In yet another embodiment, the audio amplification means can be controlled via a primary turn knob connected to a primary rheostat that adjusts volume, and preferably a secondary turn knob connected to secondary rheostat that selects the track being played.

The sound system assembly components are each powered by at least one battery or solar cell. The preferred embodiment comprises a bank of solar cells for operation during daylight. To help ensure consistent operation in a variety of environments, including cloudy conditions and shade from buildings or landscaping, at least one solar cell preferably delivers a charge to at least one rechargeable battery until a sufficient charge is achieved to power the sound system.
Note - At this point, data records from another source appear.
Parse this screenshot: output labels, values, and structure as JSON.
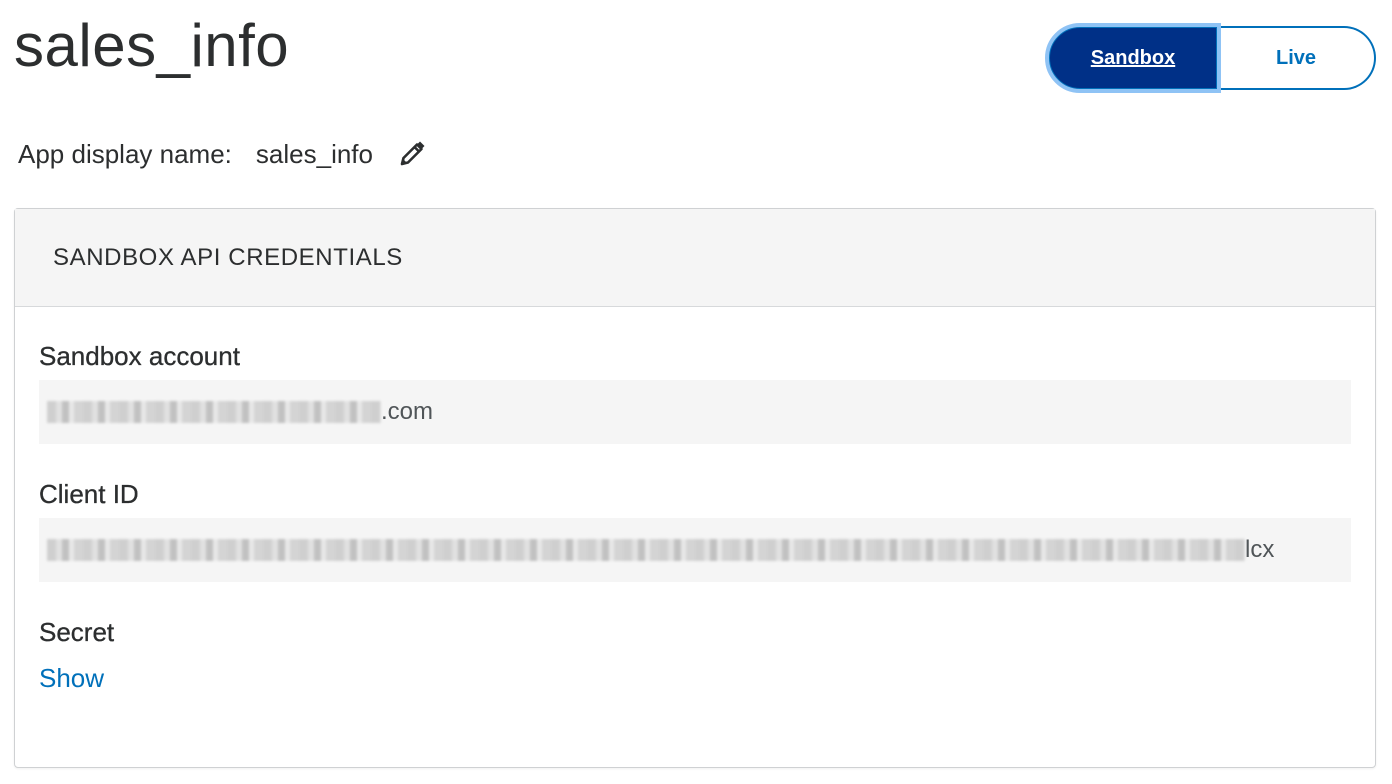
{
  "app": {
    "title": "sales_info"
  },
  "env_toggle": {
    "sandbox_label": "Sandbox",
    "live_label": "Live",
    "selected": "Sandbox"
  },
  "display_name": {
    "label": "App display name:",
    "value": "sales_info",
    "edit_icon": "pencil-icon"
  },
  "credentials": {
    "header": "SANDBOX API CREDENTIALS",
    "sandbox_account": {
      "label": "Sandbox account",
      "value_suffix": ".com"
    },
    "client_id": {
      "label": "Client ID",
      "value_suffix": "lcx"
    },
    "secret": {
      "label": "Secret",
      "show_label": "Show"
    }
  },
  "colors": {
    "primary_dark": "#003087",
    "link_blue": "#0070ba",
    "focus_ring": "#8fc3f5",
    "panel_bg": "#f5f5f5"
  }
}
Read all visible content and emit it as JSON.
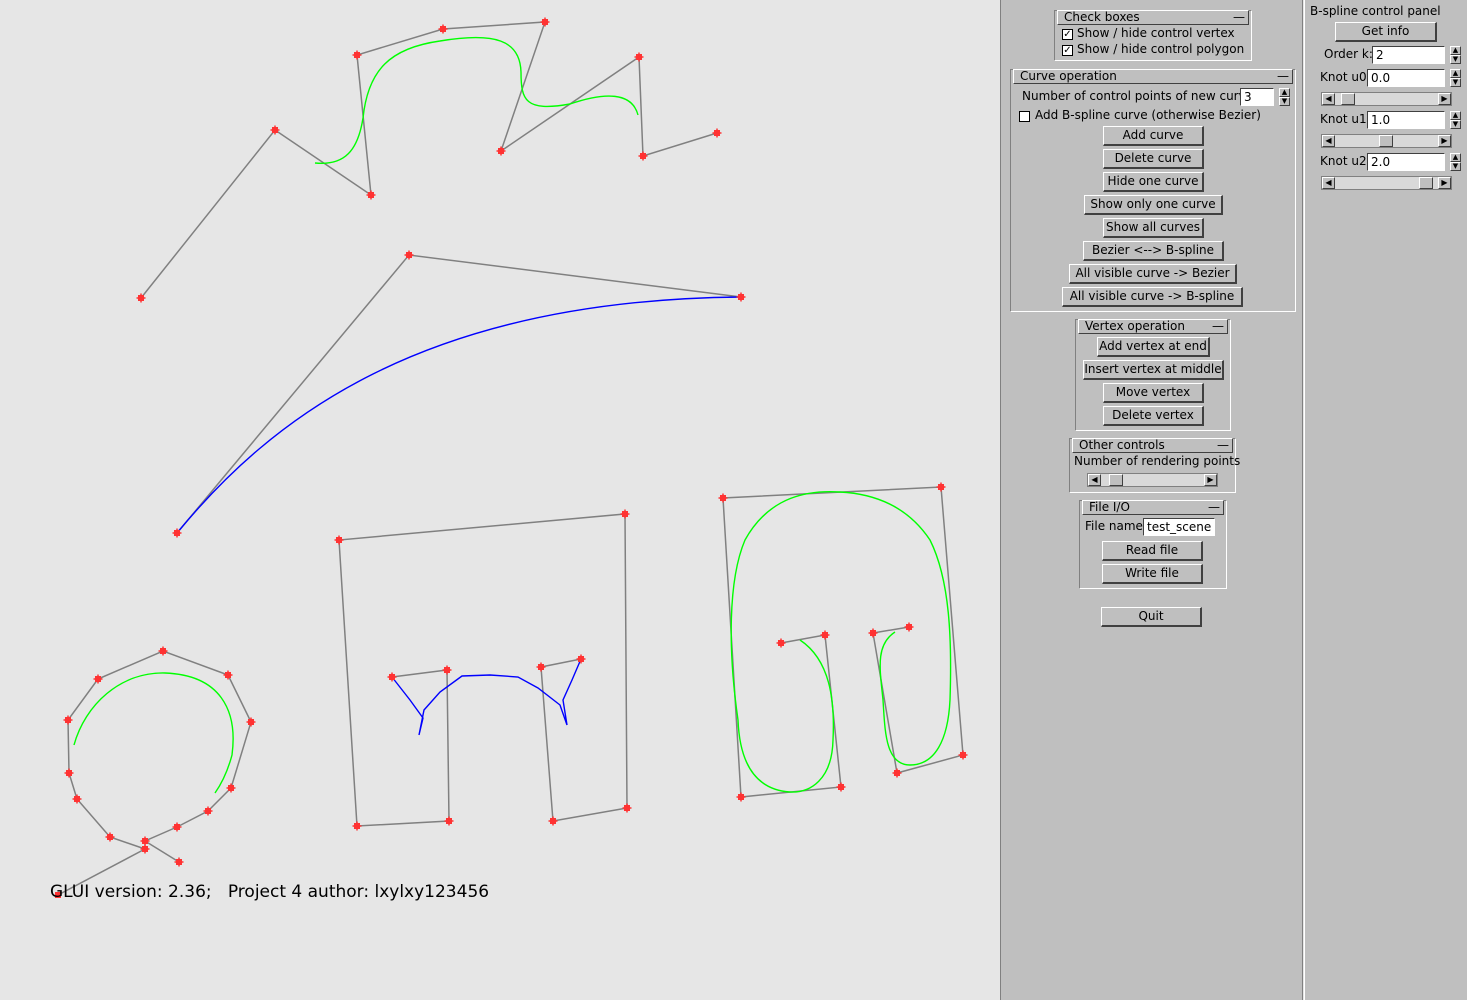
{
  "footer": {
    "text": "GLUI version: 2.36;   Project 4 author: lxylxy123456"
  },
  "colors": {
    "polygon": "#808080",
    "vertex": "#ff3333",
    "bspline_curve": "#00ff00",
    "bezier_curve": "#0000ff"
  },
  "check_boxes": {
    "title": "Check boxes",
    "items": [
      {
        "label": "Show / hide control vertex",
        "checked": true,
        "mark": "✓"
      },
      {
        "label": "Show / hide control polygon",
        "checked": true,
        "mark": "✓"
      }
    ]
  },
  "curve_operation": {
    "title": "Curve operation",
    "num_points_label": "Number of control points of new curve:",
    "num_points_value": "3",
    "add_bspline_label": "Add B-spline curve (otherwise Bezier)",
    "add_bspline_checked": false,
    "buttons": [
      "Add curve",
      "Delete curve",
      "Hide one curve",
      "Show only one curve",
      "Show all curves",
      "Bezier <--> B-spline",
      "All visible curve -> Bezier",
      "All visible curve -> B-spline"
    ]
  },
  "vertex_operation": {
    "title": "Vertex operation",
    "buttons": [
      "Add vertex at end",
      "Insert vertex at middle",
      "Move vertex",
      "Delete vertex"
    ]
  },
  "other_controls": {
    "title": "Other controls",
    "rendering_label": "Number of rendering points"
  },
  "file_io": {
    "title": "File I/O",
    "file_name_label": "File name",
    "file_name_value": "test_scene",
    "buttons": [
      "Read file",
      "Write file"
    ]
  },
  "quit_label": "Quit",
  "bspline_panel": {
    "title": "B-spline control panel",
    "get_info_label": "Get info",
    "order_label": "Order k:",
    "order_value": "2",
    "knots": [
      {
        "label": "Knot u0",
        "value": "0.0"
      },
      {
        "label": "Knot u1",
        "value": "1.0"
      },
      {
        "label": "Knot u2",
        "value": "2.0"
      }
    ]
  },
  "icons": {
    "rollout_toggle": "minus-icon",
    "spinner": "spinner-arrows-icon",
    "scroll_left": "arrow-left-icon",
    "scroll_right": "arrow-right-icon"
  }
}
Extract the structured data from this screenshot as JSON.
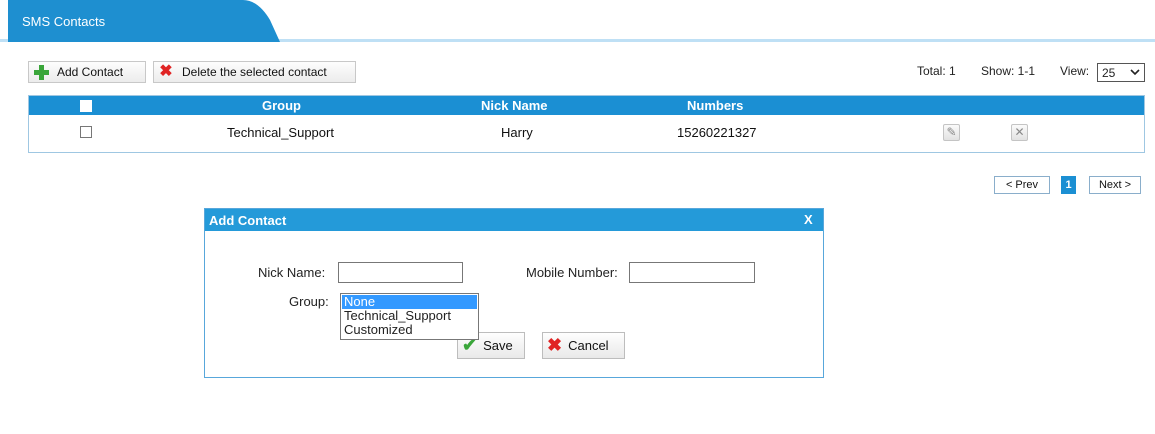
{
  "tab": {
    "label": "SMS Contacts"
  },
  "toolbar": {
    "add_label": "Add Contact",
    "delete_label": "Delete the selected contact",
    "add_icon": "plus-icon",
    "delete_icon": "red-x-icon"
  },
  "pager": {
    "total": "Total: 1",
    "show": "Show: 1-1",
    "view_label": "View:",
    "view_value": "25",
    "prev_label": "< Prev",
    "current_page": "1",
    "next_label": "Next >"
  },
  "table": {
    "columns": [
      "Group",
      "Nick Name",
      "Numbers"
    ],
    "rows": [
      {
        "group": "Technical_Support",
        "nick_name": "Harry",
        "numbers": "15260221327"
      }
    ]
  },
  "dialog": {
    "title": "Add Contact",
    "close_label": "X",
    "nick_name_label": "Nick Name:",
    "nick_name_value": "",
    "mobile_label": "Mobile Number:",
    "mobile_value": "",
    "group_label": "Group:",
    "group_options": [
      "None",
      "Technical_Support",
      "Customized"
    ],
    "group_selected": "None",
    "save_label": "Save",
    "cancel_label": "Cancel"
  },
  "colors": {
    "header_blue": "#1b8fd3",
    "tab_blue": "#1e8fd0",
    "add_green": "#3aa63a",
    "delete_red": "#e02424"
  }
}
This is easily achieved by a circuit that starts passing electric current when the voltage supplied by the battery reaches a desired peak voltage, and stops passing electric current when the battery voltage falls below the desired operating range. Should a user desire to operate the sound system prior to the battery becoming fully charged via the at least one solar cell, quicker battery-charging is achieved via connection to a standard electrical outlet, and indication means including a visible and/or an audible signal indicates to the user that peak voltage has been achieved. The indication means preferably consists of a blinking green LED light, and/or an intermittent audible chirp.

Another embodiment utilizes solely battery power, and is preferably equipped with a built-in battery charger so that the cyclist can simply plug the sound system into an electrical outlet when finished listening for a while.

References herein to the details of the invention are by way of example only and are not intended to limit the scope of the claims which themselves recite those details regarded as important to the invention.